Le dernier gouvernement d’Ahmad Nazif, à l’époque de Moubarak, s’était uniquement intéressé à réaliser un taux de croissance élevé, sans élaborer des politiques de distribution des revenus de cette croissance dans la société. Le fossé entre les couches sociales s’élargissait et la richesse se concentrait entre les mains d’un nombre limité d’hommes d’affaires.
Aujourd’hui, l’injustice sociale s’accentue avec un taux de pauvreté qui augmente, pour atteindre environ 25 %. On enregistre le taux le plus élevé en Haute-Egypte, où il touche 50 % des villageois. Et un chômage important qui touche près de 13 % de la population, dont 90 % des chômeurs ont moins de 30 ans.
La réduction des subventions aux industries lourdement consommatrices d’énergie, une mesure indispensable pour instaurer une justice sociale, reste un dossier tabou comme c’était le cas sous le régime de Moubarak accordant de larges privilèges au secteur privé. Selon les estimations, les citoyens à faibles revenus jouissent seulement de 10 % de la subvention de l’énergie, évaluée à 115 milliards de L.E.
Cette situation continue de toucher les services publics, surtout ceux de l’éducation et de la santé. Ces deux secteurs qui avalent la grande part du budget familial des Egyptiens doivent attendre encore deux années budgétaires, pour voir leurs allocations augmenter, comme il est stipulé dans la nouvelle Constitution.
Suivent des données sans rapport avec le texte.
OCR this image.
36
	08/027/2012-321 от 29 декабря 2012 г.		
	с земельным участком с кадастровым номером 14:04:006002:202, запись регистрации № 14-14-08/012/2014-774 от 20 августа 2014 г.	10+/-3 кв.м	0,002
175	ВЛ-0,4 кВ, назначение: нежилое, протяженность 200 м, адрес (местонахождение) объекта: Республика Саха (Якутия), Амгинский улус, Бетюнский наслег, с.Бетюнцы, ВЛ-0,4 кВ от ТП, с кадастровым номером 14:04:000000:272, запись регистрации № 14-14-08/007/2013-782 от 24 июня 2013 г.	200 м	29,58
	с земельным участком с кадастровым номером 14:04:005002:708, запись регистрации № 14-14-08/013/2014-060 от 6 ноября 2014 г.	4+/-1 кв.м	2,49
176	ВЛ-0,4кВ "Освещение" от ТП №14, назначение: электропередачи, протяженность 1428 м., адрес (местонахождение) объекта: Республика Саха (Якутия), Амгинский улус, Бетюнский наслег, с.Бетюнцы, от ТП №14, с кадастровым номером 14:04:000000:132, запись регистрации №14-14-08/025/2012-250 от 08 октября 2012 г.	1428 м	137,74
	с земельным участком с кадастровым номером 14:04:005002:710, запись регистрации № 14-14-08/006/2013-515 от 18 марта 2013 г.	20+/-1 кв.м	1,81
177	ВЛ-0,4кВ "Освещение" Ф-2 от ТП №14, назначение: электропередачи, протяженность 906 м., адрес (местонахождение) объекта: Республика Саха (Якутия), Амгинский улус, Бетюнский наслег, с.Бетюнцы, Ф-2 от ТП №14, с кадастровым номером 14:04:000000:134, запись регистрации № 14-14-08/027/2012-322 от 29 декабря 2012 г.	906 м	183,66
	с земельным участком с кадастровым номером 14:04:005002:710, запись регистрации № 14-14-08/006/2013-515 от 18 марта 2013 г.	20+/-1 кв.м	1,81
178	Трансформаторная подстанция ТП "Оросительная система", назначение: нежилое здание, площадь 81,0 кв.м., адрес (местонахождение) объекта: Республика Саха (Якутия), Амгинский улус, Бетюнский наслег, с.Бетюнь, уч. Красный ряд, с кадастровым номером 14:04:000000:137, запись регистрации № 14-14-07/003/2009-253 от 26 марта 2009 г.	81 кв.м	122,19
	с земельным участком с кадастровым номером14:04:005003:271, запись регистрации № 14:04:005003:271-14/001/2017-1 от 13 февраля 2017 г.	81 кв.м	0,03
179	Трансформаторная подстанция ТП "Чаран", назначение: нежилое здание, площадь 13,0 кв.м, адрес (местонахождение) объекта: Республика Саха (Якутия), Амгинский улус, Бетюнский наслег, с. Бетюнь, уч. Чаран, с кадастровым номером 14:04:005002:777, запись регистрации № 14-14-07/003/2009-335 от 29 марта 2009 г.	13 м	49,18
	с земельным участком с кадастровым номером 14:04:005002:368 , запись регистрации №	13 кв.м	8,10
Selon Farag Abdel-Fattah, professeur d’économie à l’Université du Caire, le système de restructuration des salaires, qui a finalement fixé un salaire minimum à 1 200 L.E. à partir du 1er janvier, est le seul petit pas vers l’instauration de la justice sociale depuis le déclenchement de la révolution. Une somme qu’il considère d’ailleurs « insuffisante face à la flambée des prix et l’inflation ». C’était le fruit d’une longue bataille qui a obligé le gouvernement à imposer aussi un salaire mensuel maximum, 42 000 L.E., soit 35 fois le salaire minimum, mais avec des exceptions dans certains secteurs. L’armée, la police, la magistrature, le secteur pétrolier, l’Organisme du Canal de Suez, les banques et les entreprises du secteur des affaires publiques ne seront pas touchés par cette restriction. On peut dire que les disparités flagrantes sont officialisées.